Because of this challenge with FAIR and data, the NIH also clearly needs to have a strong cloud game, especially for their plans to more fully integrate storage and regain control of their storage. The NIH report clearly states, “Large-scale cloud-computing platforms are shared environments for data storage, access, and computing. They rely on using distributed data-storage resources for accessibility and economy of scale – similar conceptually to storage and distribution of utilities like electricity and water.”

Clearly the NIH has a solid grasp on the core technology, and they then continue with, “Cloud environments thus have the potential to streamline NIH data use by allowing rapid and seamless access, as well as to improve efficiencies by minimizing infrastructure and maintenance costs.” This is an important line on the overall economies of scale and potential, this is good. To seal the deal the group continues with, “NIH will leverage what is available in the private sector, either through strategic partnerships or procurement, to create a workable Platform as a Service (PaaS) environment.” Well then. So that’s all pretty clear in terms of the overall approach, there will certainly be a whole lot of cloud in the future of life sciences.

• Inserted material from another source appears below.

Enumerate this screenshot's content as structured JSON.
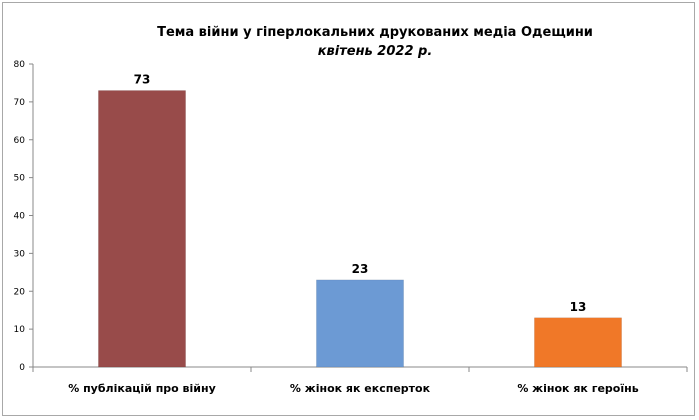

So there we have it. There will be way more data, a whole lot more of it, massive amounts of computing will be needed to do anything with it, and it looks like the majority of it will sit on some sort of cloud infrastructure. We also still actually don’t have enough skilled humans to build the software to run it, but everyone seems to be super focused on working on that particular issue in parallel.

This is a good time for life sciences and research computing in general, we agree with Philippakis, the next decade of advanced HPC and life sciences really will be exciting. And yes, you just ain’t seen nothing yet.